Fresh blood was incubated with an equal volume of Tc2 or A549 cell conditioned media in the presence or absence of anti-IL-5 neutralizing antibody or other reagents as indicated for 1 h. The samples were treated with a Cytofix Fixation Buffer (BD Biosciences) followed by RBC Lysis Solution (Gentra Systems). Eosinophil forward scatter was analysed on a BD LSRFortessa flow cytometer.

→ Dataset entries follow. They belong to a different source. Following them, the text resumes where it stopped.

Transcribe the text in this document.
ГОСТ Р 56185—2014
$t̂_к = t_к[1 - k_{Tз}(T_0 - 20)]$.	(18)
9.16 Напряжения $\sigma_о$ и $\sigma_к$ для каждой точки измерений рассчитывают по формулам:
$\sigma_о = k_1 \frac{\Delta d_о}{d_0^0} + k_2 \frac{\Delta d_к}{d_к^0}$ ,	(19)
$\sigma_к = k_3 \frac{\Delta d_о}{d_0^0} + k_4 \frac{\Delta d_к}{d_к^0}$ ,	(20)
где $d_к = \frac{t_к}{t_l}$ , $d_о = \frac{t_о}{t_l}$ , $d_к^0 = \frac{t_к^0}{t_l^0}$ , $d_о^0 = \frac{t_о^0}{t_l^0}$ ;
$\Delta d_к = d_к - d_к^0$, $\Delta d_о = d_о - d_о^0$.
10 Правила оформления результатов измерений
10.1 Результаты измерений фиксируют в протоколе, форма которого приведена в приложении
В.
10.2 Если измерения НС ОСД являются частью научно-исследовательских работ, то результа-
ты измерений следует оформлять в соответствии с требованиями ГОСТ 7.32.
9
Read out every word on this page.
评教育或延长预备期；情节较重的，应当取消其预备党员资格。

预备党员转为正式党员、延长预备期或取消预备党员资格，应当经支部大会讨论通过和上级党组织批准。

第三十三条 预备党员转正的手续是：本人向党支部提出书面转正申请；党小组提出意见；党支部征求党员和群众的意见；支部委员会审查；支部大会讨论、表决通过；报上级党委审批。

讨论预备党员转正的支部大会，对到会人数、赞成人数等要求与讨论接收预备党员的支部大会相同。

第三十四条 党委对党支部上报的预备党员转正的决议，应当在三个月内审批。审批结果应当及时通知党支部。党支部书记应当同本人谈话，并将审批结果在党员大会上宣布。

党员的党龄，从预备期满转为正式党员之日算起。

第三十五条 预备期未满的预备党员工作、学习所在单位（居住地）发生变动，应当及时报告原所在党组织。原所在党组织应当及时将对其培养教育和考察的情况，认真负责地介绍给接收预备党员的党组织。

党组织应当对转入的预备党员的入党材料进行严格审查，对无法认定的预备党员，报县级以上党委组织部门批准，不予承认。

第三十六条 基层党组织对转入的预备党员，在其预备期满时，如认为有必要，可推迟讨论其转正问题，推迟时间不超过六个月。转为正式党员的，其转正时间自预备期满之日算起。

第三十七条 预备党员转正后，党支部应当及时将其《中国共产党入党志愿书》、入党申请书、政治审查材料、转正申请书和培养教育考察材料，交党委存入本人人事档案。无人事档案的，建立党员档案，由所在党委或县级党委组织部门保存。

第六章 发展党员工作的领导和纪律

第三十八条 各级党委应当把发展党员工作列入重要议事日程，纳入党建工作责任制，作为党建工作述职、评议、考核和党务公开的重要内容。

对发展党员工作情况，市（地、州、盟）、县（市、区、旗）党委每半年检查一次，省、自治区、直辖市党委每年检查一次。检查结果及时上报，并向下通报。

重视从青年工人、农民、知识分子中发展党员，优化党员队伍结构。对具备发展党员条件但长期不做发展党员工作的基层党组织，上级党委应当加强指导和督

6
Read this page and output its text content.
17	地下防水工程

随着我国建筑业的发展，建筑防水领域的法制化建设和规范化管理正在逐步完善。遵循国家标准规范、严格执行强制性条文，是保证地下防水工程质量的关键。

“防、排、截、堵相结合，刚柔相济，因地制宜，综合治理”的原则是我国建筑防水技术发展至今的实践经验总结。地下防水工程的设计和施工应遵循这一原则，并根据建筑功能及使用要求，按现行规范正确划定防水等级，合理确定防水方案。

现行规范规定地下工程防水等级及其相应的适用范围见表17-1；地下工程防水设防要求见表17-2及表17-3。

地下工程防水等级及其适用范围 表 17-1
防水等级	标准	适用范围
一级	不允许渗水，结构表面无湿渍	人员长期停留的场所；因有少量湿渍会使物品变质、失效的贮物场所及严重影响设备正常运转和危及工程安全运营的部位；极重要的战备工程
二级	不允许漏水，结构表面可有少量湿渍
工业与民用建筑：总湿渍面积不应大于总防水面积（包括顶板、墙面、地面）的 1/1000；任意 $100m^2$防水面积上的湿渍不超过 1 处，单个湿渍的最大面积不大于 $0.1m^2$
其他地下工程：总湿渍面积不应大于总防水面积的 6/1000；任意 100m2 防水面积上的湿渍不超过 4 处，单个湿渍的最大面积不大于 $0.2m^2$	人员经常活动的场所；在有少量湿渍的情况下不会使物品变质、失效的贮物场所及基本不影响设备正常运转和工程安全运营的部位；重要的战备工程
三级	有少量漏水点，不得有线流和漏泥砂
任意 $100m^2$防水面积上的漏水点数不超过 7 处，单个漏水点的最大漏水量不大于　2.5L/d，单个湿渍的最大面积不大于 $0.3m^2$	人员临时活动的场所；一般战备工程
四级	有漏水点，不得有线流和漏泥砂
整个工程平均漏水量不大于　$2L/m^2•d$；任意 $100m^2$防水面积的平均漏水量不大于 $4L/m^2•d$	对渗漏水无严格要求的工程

Eosinophil apoptosis assay

From human blood, the erythrocyte/granulocyte pellet was collected after Ficoll-Hypaque gradient, incubated with 3% dextran saline solution for sedimentation. The granulocytes from the supernatant of the sedimentation were further purified by lysis of the remaining erythrocytes with 0.6 M KCl hypotonic water. Eosinophils were negatively selected with anti-CD16 microbeads. After treatments with diluted Tc2-conditioned media in the presence or absence of anti-GM-CSF neutralizing antibody or other reagents as indicated for 12 h, eosinophils were labelled with annexin V and then analysed with a BD LSRFortessa.

Statistics

Data for clinical samples in Figs. 13, and Supplementary Fig. 5, 6 are presented as medians with interquartile range and other data are presented as means with SEM. Data were analysed using one-way analysis of variance followed by the Tukey’s test or Student’s t-tests. Groups ranked according to disease severity were tested for linear trends using Jonckheere-Terpstra tests. Values of p < 0.05 were considered statistically significant.